Your primary means of interfacing with MineOS is through its Lua shell. The shell API exposes the namespace os, which has the following functions:

os.disk(n): Get root table of datadisk #n. Modifications to this table will persist on the disk. The disk must be inserted and already formatted.

os.format_disk(n): Delete all data on datadisk #n and create an empty root table. The disk must already be inserted.

os.open(table, key): Opens an interface for inputting a multiline string to be saved under key in table. If key already exists in table, it must be a string, and in that case, it is loaded into the editing interface; thus, this is also a feasible way to simply view a long multiline string.

os.list(table): Returns, as multiple return values, all of the keys of the given table. This is your ls of sorts.
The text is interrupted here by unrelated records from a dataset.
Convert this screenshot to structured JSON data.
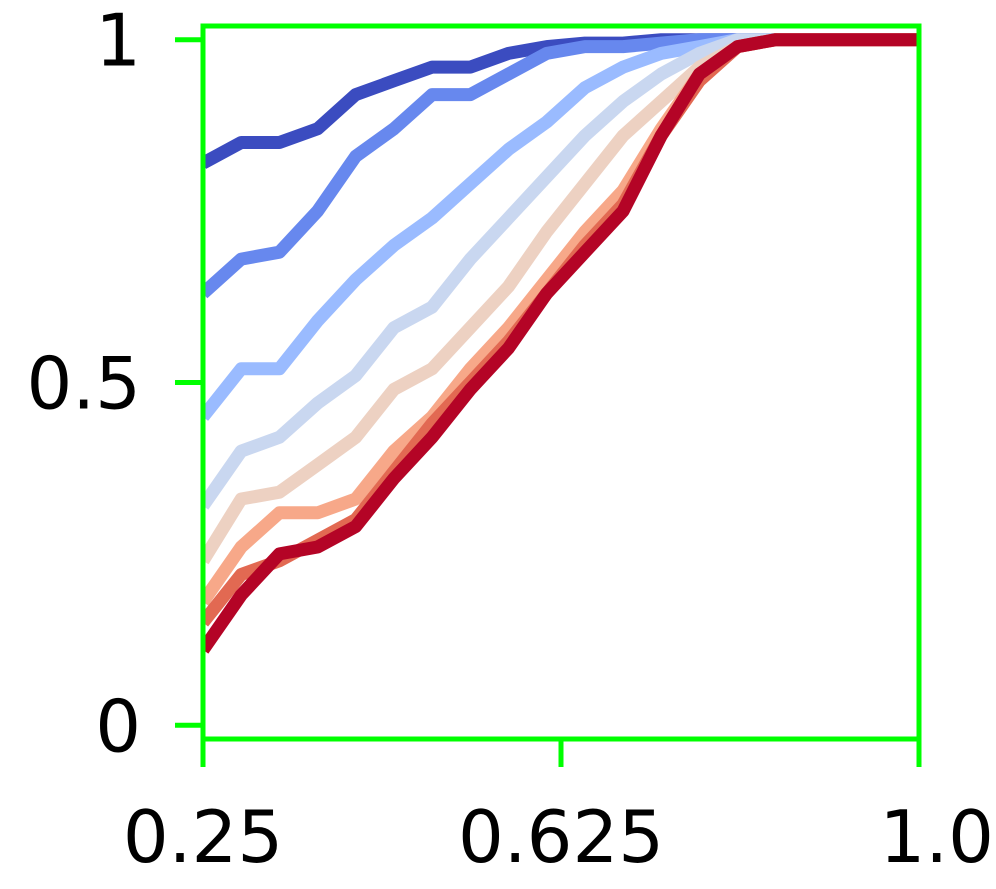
{
  "chart_data": {
    "type": "line",
    "title": "",
    "xlabel": "",
    "ylabel": "",
    "xlim": [
      0.25,
      1.0
    ],
    "ylim": [
      -0.02,
      1.02
    ],
    "x_ticks": [
      0.25,
      0.625,
      1.0
    ],
    "x_tick_labels": [
      "0.25",
      "0.625",
      "1.0"
    ],
    "y_ticks": [
      0,
      0.5,
      1
    ],
    "y_tick_labels": [
      "0",
      "0.5",
      "1"
    ],
    "grid": false,
    "legend": "none",
    "colors": {
      "frame": "#00ff00",
      "series": [
        "#3b4cc0",
        "#6788ee",
        "#9abbff",
        "#c9d7f0",
        "#edd1c2",
        "#f7a889",
        "#e26952",
        "#b40426"
      ]
    },
    "x": [
      0.25,
      0.29,
      0.33,
      0.37,
      0.41,
      0.45,
      0.49,
      0.53,
      0.57,
      0.61,
      0.65,
      0.69,
      0.73,
      0.77,
      0.81,
      0.85,
      0.89,
      0.93,
      0.97,
      1.0
    ],
    "series": [
      {
        "values": [
          0.82,
          0.85,
          0.85,
          0.87,
          0.92,
          0.94,
          0.96,
          0.96,
          0.98,
          0.99,
          0.995,
          0.995,
          1,
          1,
          1,
          1,
          1,
          1,
          1,
          1
        ]
      },
      {
        "values": [
          0.63,
          0.68,
          0.69,
          0.75,
          0.83,
          0.87,
          0.92,
          0.92,
          0.95,
          0.98,
          0.99,
          0.99,
          0.995,
          1,
          1,
          1,
          1,
          1,
          1,
          1
        ]
      },
      {
        "values": [
          0.45,
          0.52,
          0.52,
          0.59,
          0.65,
          0.7,
          0.74,
          0.79,
          0.84,
          0.88,
          0.93,
          0.96,
          0.98,
          0.99,
          1,
          1,
          1,
          1,
          1,
          1
        ]
      },
      {
        "values": [
          0.32,
          0.4,
          0.42,
          0.47,
          0.51,
          0.58,
          0.61,
          0.68,
          0.74,
          0.8,
          0.86,
          0.91,
          0.95,
          0.98,
          1,
          1,
          1,
          1,
          1,
          1
        ]
      },
      {
        "values": [
          0.24,
          0.33,
          0.34,
          0.38,
          0.42,
          0.49,
          0.52,
          0.58,
          0.64,
          0.72,
          0.79,
          0.86,
          0.91,
          0.96,
          0.99,
          1,
          1,
          1,
          1,
          1
        ]
      },
      {
        "values": [
          0.18,
          0.26,
          0.31,
          0.31,
          0.33,
          0.4,
          0.45,
          0.52,
          0.58,
          0.65,
          0.72,
          0.78,
          0.87,
          0.95,
          0.99,
          1,
          1,
          1,
          1,
          1
        ]
      },
      {
        "values": [
          0.15,
          0.22,
          0.24,
          0.27,
          0.3,
          0.37,
          0.44,
          0.5,
          0.56,
          0.63,
          0.7,
          0.76,
          0.86,
          0.94,
          0.99,
          1,
          1,
          1,
          1,
          1
        ]
      },
      {
        "values": [
          0.11,
          0.19,
          0.25,
          0.26,
          0.29,
          0.36,
          0.42,
          0.49,
          0.55,
          0.63,
          0.69,
          0.75,
          0.86,
          0.95,
          0.99,
          1,
          1,
          1,
          1,
          1
        ]
      }
    ]
  }
}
os.run(script): Runs the given string as Lua code.

bjvxlx_ameliorate_mobs

With this mod active, stalkers (creepers) will not spawn at all, and zombies and skeletons will not spawn above ground at night.
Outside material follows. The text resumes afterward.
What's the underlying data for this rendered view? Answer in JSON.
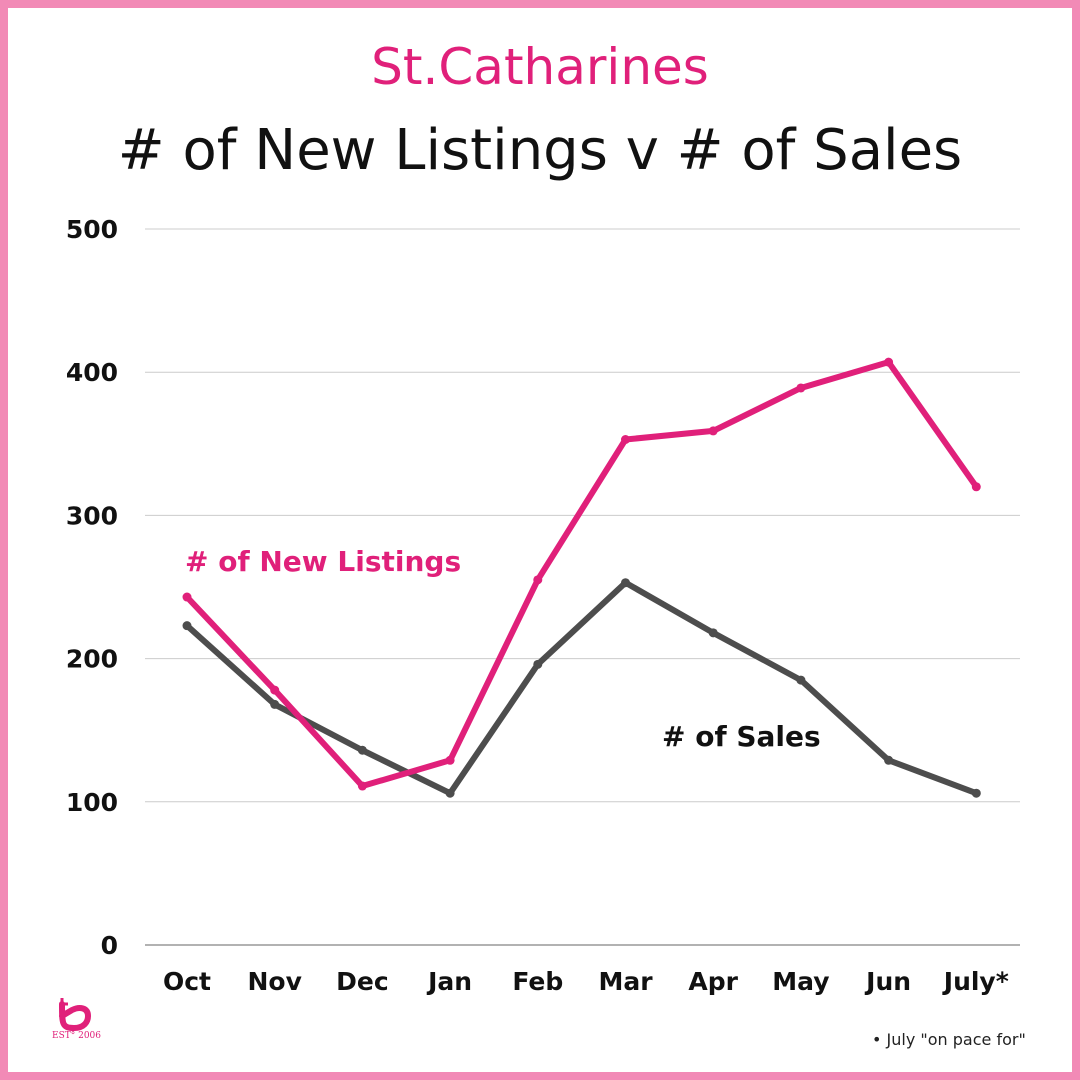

The rationale here is that I have always found a handful of things undesirable about these mob spawns, even in proprietary Minecraft:

  • stalkers'/creepers' griefing ability disincentivizes the building aspect of the rest of the game, and their jumpscare aspect interacts badly with the rest of the game's adventuring/exploration gameplay and chill vibes;

  • the narrative element of the dead rising at night to attack the living more-or-less introduces vestiges of a concrete predetermined setting to what's supposed to be a world wholly player-determined and up to interpretation, which I think is fine, even desirable, if it's only underground or only in certain biomes, because if its inclusion is contingent then it becomes just one more toy in the player's make-believe toybox, but if they're springing up everywhere, if they're unavoidable, then it becomes an element of the fantasy which is imposed on the player, which they are forced to imagine their world around;

  • I get that there needs to be some difficulty at night to incentivize building a shelter to stay safe during the night and a bed to skip to morning, but I think the reduced visibility at night provides enough incentive on its own and the inclusion of monsters is mostly just unnecessarily punishing, and if a player isn't intrinsically motivated to create a shelter around their bed just for aesthetic reasons, then spiders provide enough incentive for the shelter piece specifically while also being easy enough to run away from, no need to put the player in actual real danger of losing all their stuff.

bjvxlx_waystone_towers

In addition to base VoxeLibre, this mod requires PixelZone's Waystone mod.

Inspired by the discontinued Minecraft mod Towers of the Wild by idrae_ and its unofficial successors by Xpand4B and celsiusqc, bjvxlx_waystone_towers provides a semi-rare large ornate spiral tower structure which spawns in the overworld.

The tower is challenging and frankly frustrating to climb. (A gameplay redesign to ameliorate the frustration piece is probably overdue.) The entire path up the tower is lined with dangerous enemies.

At the top of the tower is a gazebo. Its gates open only at night. It's mostly safe from the enemies below. In the gazebo are a waystone, a village bell, and four chests containing waypoint warp scrolls, health potions to recover from the climb, and slow-falling potions to get down quickly and/or glide to nearby hard-to-reach peaks. Ringing the village bell will despawn all the enemies along the tower and reconfigure the spawners hidden inside the central pillar, causing them to thenceforth spawn friendly mobs instead.

This mod also changes the waypoint warp scrolls provided by the Waystone mod to not be consumed on use. I plan to make this a configurable setting in the future rather than just always doing it.